Un mouvement pionnier dans la contre-culture jeune

Finalement, en remettant en cause l'ordre social et moral, les valeurs établies par le régime, auxquelles se conforment les générations supérieures, la jeunesse zazou remet aussi en cause la suprématie parentale. Et c'est ainsi que l'autorité des anciens décline. La jeunesse, en tous cas zazou, se développe comme une entité autonome, qui se distingue des adultes par ses goûts et ses habitudes : le swing, le jazz, les bals clandestins.

Ils cherchent tellement à se différencier de leurs aînés qu'ils forment une jeunesse porteuse d'idéaux réfractaires et d'une culture à part entière. Pour le sociologue Jacques Goguen, spécialiste des mouvements de mode des jeunes : que ce soit musicalement parlant, vestimentairement parlant ou de manière plus globale, artistiquement ou culturellement... chaque mouvance culturelle jeune qui fut, a pu exister grâce aux zazous.

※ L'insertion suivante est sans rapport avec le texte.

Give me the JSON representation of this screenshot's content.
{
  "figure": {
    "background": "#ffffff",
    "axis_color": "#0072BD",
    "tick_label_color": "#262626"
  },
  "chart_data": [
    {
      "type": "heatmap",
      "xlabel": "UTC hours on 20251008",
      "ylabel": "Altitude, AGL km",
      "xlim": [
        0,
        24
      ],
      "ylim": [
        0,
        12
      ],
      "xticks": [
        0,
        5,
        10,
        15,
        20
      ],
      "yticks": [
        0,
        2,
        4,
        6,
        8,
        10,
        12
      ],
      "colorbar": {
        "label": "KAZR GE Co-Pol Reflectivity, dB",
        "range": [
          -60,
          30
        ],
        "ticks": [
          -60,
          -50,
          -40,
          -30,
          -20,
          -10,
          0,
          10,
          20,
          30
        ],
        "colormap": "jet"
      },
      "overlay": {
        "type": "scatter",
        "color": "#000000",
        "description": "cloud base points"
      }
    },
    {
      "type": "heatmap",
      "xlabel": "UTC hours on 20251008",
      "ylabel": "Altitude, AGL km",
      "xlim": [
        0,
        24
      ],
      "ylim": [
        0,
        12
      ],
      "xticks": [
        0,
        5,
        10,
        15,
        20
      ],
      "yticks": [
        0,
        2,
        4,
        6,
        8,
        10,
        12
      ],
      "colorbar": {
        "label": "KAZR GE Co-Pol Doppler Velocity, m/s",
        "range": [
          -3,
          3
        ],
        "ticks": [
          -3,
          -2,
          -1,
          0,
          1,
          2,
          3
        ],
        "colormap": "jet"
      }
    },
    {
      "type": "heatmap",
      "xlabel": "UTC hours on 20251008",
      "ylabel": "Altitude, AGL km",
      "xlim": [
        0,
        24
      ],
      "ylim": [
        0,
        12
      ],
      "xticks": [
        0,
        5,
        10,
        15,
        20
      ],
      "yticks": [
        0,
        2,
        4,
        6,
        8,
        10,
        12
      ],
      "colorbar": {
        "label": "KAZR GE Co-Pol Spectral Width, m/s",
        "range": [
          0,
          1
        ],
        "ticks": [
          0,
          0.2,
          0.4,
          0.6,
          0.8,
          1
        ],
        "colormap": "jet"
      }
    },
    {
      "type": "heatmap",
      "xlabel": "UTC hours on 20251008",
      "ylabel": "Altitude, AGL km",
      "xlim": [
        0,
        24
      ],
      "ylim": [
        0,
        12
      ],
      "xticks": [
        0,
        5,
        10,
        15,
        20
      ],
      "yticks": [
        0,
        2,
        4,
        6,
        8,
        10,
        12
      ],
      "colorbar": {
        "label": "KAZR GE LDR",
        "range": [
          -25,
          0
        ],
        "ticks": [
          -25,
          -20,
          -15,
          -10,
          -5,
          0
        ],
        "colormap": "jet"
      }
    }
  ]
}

Après la Libération le mouvement zazou s'évapora soudainement, signe qu'ils rejetaient simplement le diktat des goûts et des valeurs de l'époque, qu'ils assimilaient à un conformisme et à une forme de collaboration avec l'ennemi. Mais ils ont tracé le premier sillon et sont véritablement les précurseurs de la « culture jeune ».

Pour aller plus loin

🎧 Et pour en savoir plus écoutez la chronique de Djubaka sur le jazz et la culture zazou !

📖 Extrait du livre de Laure Watrin et Thomas Legrand, Les 100 mots des bobos (2018, éditions PUF) :

Dans la famille bobo, voici la grand-mère et le grand-père zazous. Nés dans les bars et les sous-sols des clubs du Quartier latin, ces jeunes bourgeois anticonformistes écoutent du jazz, dansent le swing et font du vélo, quand ils ne provoquent pas les autorités vichyssoises en affichant leur amour pour la culture anglo-saxonne. Avec leur look de dandy excentrique – longue veste cintrée à carreaux, pantalon large, épaisses semelles et parapluie toujours fermé pour lui, veste à épaulettes, jupe courte plissée, bas à résilles, semelles compensées en bois et bouche vermillon pour elle –, ces hipsters des années 1940 voulaient déjà casser les codes.